Le ministre délégué Alexandre Portier ne cache pas ses convictions proches de l’association “manif pour tous” devenue le syndicat de la famille.
En évoquant la “théorie des genres” qui n’a pas “sa place à l’école “, le ministre délégué Alexandre Portier n’ a pas simplement donné son avis sur le futur programme d’éducation à la sexualité à l’école mais a bien illustré qu’il fait partie d’un gouvernement où un bon nombre de ses membres s’est opposé aux lois pour un mariage pour tous (2013) et pour l’inscription de l’IVG dans la constitution (2024).

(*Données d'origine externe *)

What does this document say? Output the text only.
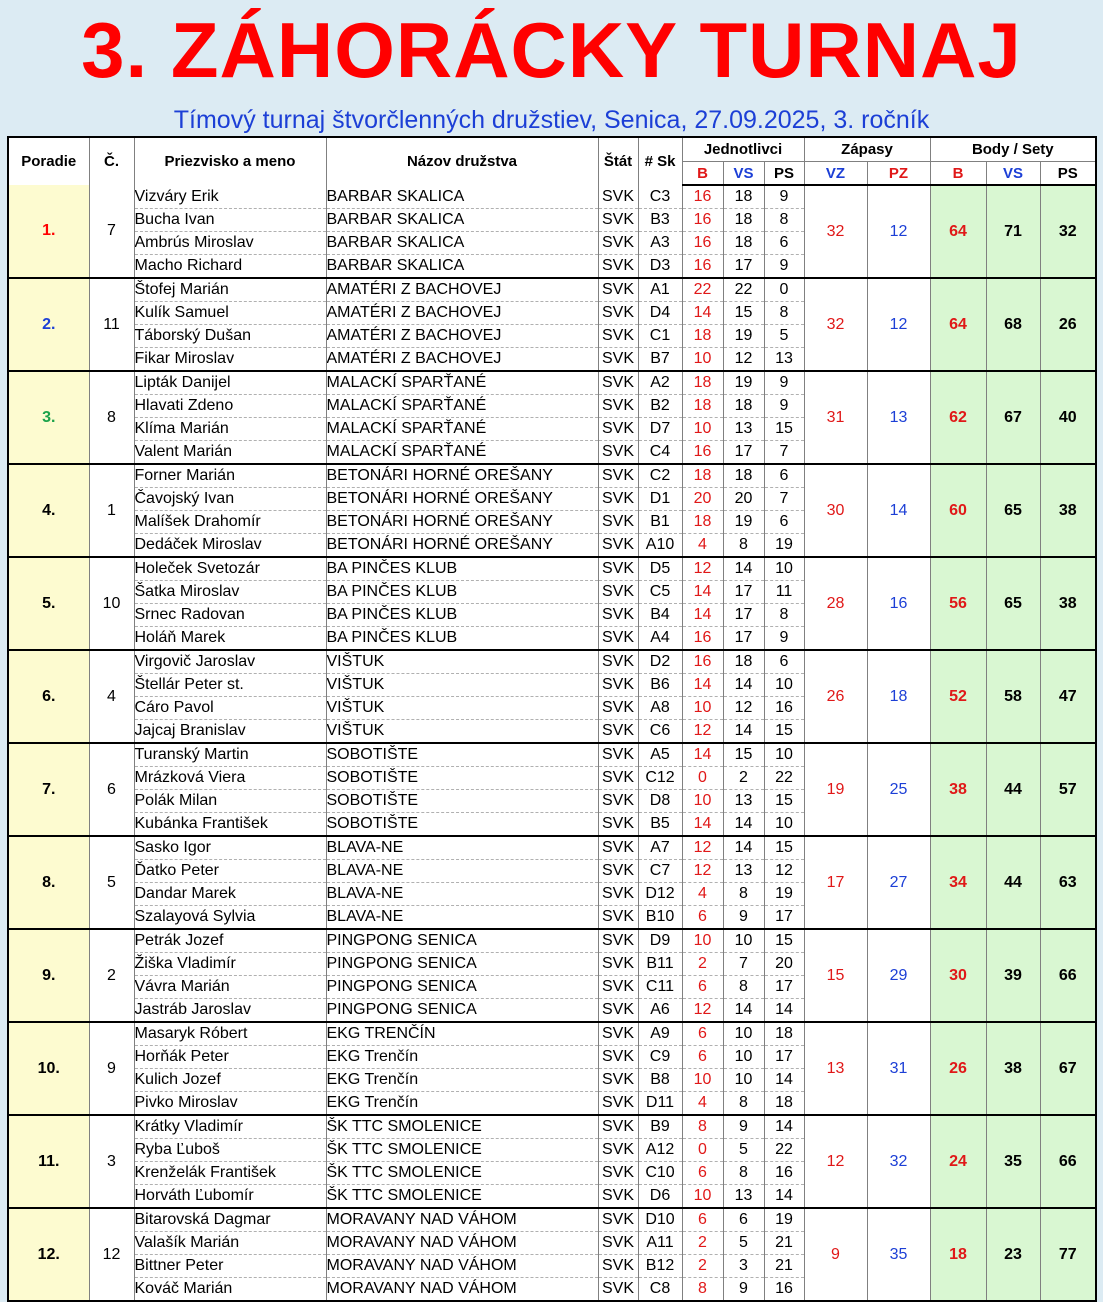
3. ZÁHORÁCKY TURNAJ
Tímový turnaj štvorčlenných družstiev, Senica, 27.09.2025, 3. ročník
Poradie	Č.	Priezvisko a meno	Názov družstva	Štát	# Sk	Jednotlivci			Zápasy		Body / Sety		
						B	VS	PS	VZ	PZ	B	VS	PS
1.	7	Vizváry Erik	BARBAR SKALICA	SVK	C3	16	18	9	32	12	64	71	32
		Bucha Ivan	BARBAR SKALICA	SVK	B3	16	18	8					
		Ambrús Miroslav	BARBAR SKALICA	SVK	A3	16	18	6					
		Macho Richard	BARBAR SKALICA	SVK	D3	16	17	9					
2.	11	Štofej Marián	AMATÉRI Z BACHOVEJ	SVK	A1	22	22	0	32	12	64	68	26
		Kulík Samuel	AMATÉRI Z BACHOVEJ	SVK	D4	14	15	8					
		Táborský Dušan	AMATÉRI Z BACHOVEJ	SVK	C1	18	19	5					
		Fikar Miroslav	AMATÉRI Z BACHOVEJ	SVK	B7	10	12	13					
3.	8	Lipták Danijel	MALACKÍ SPARŤANÉ	SVK	A2	18	19	9	31	13	62	67	40
		Hlavati Zdeno	MALACKÍ SPARŤANÉ	SVK	B2	18	18	9					
		Klíma Marián	MALACKÍ SPARŤANÉ	SVK	D7	10	13	15					
		Valent Marián	MALACKÍ SPARŤANÉ	SVK	C4	16	17	7					
4.	1	Forner Marián	BETONÁRI HORNÉ OREŠANY	SVK	C2	18	18	6	30	14	60	65	38
		Čavojský Ivan	BETONÁRI HORNÉ OREŠANY	SVK	D1	20	20	7					
		Malíšek Drahomír	BETONÁRI HORNÉ OREŠANY	SVK	B1	18	19	6					
		Dedáček Miroslav	BETONÁRI HORNÉ OREŠANY	SVK	A10	4	8	19					
5.	10	Holeček Svetozár	BA PINČES KLUB	SVK	D5	12	14	10	28	16	56	65	38
		Šatka Miroslav	BA PINČES KLUB	SVK	C5	14	17	11					
		Srnec Radovan	BA PINČES KLUB	SVK	B4	14	17	8					
		Holáň Marek	BA PINČES KLUB	SVK	A4	16	17	9					
6.	4	Virgovič Jaroslav	VIŠTUK	SVK	D2	16	18	6	26	18	52	58	47
		Štellár Peter st.	VIŠTUK	SVK	B6	14	14	10					
		Cáro Pavol	VIŠTUK	SVK	A8	10	12	16					
		Jajcaj Branislav	VIŠTUK	SVK	C6	12	14	15					
7.	6	Turanský Martin	SOBOTIŠTE	SVK	A5	14	15	10	19	25	38	44	57
		Mrázková Viera	SOBOTIŠTE	SVK	C12	0	2	22					
		Polák Milan	SOBOTIŠTE	SVK	D8	10	13	15					
		Kubánka František	SOBOTIŠTE	SVK	B5	14	14	10					
8.	5	Sasko Igor	BLAVA-NE	SVK	A7	12	14	15	17	27	34	44	63
		Ďatko Peter	BLAVA-NE	SVK	C7	12	13	12					
		Dandar Marek	BLAVA-NE	SVK	D12	4	8	19					
		Szalayová Sylvia	BLAVA-NE	SVK	B10	6	9	17					
9.	2	Petrák Jozef	PINGPONG SENICA	SVK	D9	10	10	15	15	29	30	39	66
		Žiška Vladimír	PINGPONG SENICA	SVK	B11	2	7	20					
		Vávra Marián	PINGPONG SENICA	SVK	C11	6	8	17					
		Jastráb Jaroslav	PINGPONG SENICA	SVK	A6	12	14	14					
10.	9	Masaryk Róbert	EKG TRENČÍN	SVK	A9	6	10	18	13	31	26	38	67
		Horňák Peter	EKG Trenčín	SVK	C9	6	10	17					
		Kulich Jozef	EKG Trenčín	SVK	B8	10	10	14					
		Pivko Miroslav	EKG Trenčín	SVK	D11	4	8	18					
11.	3	Krátky Vladimír	ŠK TTC SMOLENICE	SVK	B9	8	9	14	12	32	24	35	66
		Ryba Ľuboš	ŠK TTC SMOLENICE	SVK	A12	0	5	22					
		Krenželák František	ŠK TTC SMOLENICE	SVK	C10	6	8	16					
		Horváth Ľubomír	ŠK TTC SMOLENICE	SVK	D6	10	13	14					
12.	12	Bitarovská Dagmar	MORAVANY NAD VÁHOM	SVK	D10	6	6	19	9	35	18	23	77
		Valašík Marián	MORAVANY NAD VÁHOM	SVK	A11	2	5	21					
		Bittner Peter	MORAVANY NAD VÁHOM	SVK	B12	2	3	21					
		Kováč Marián	MORAVANY NAD VÁHOM	SVK	C8	8	9	16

Alors que les enfants sont naturellement curieux de leur corps et de celui des autres, on hésite à leur donner les mots pour comprendre et se protéger. Ce silence, face à l’ampleur des violences sexuelles subies par les mineurs (160 000 chaque année en France), est-il vraiment protecteur ?
L’absence d’une éducation sexuelle adaptée aux adolescents peut avoir des conséquences dramatiques. Laissés seuls face à leurs interrogations et à l’influence du porno, certains jeunes développent des angoisses, voire des dépressions. Ne pas aborder la question de l’orientation sexuelle au collège peut conduire à des situations de souffrance et de rejet, pouvant aller jusqu’au suicide. Il est urgent de donner aux adolescents les clés pour vivre leur sexualité de manière épanouie et responsable.
Ci-dessous communiqué de presse SE-Unsa
Programme Evars : besoin de clarté et de courage ministériels !
Alors que le programme d’éducation à la vie affective, relationnelle et à la sexualité, dit programme Evars, est actuellement discuté avec la communauté éducative avant sa promulgation, le ministre délégué Alexandre Portier le remet en cause en défendant une idéologie prônée par les courants les plus traditionnalistes et réactionnaires du pays. Il s’affiche alors en opposition avec l’avis de sa ministre de tutelle.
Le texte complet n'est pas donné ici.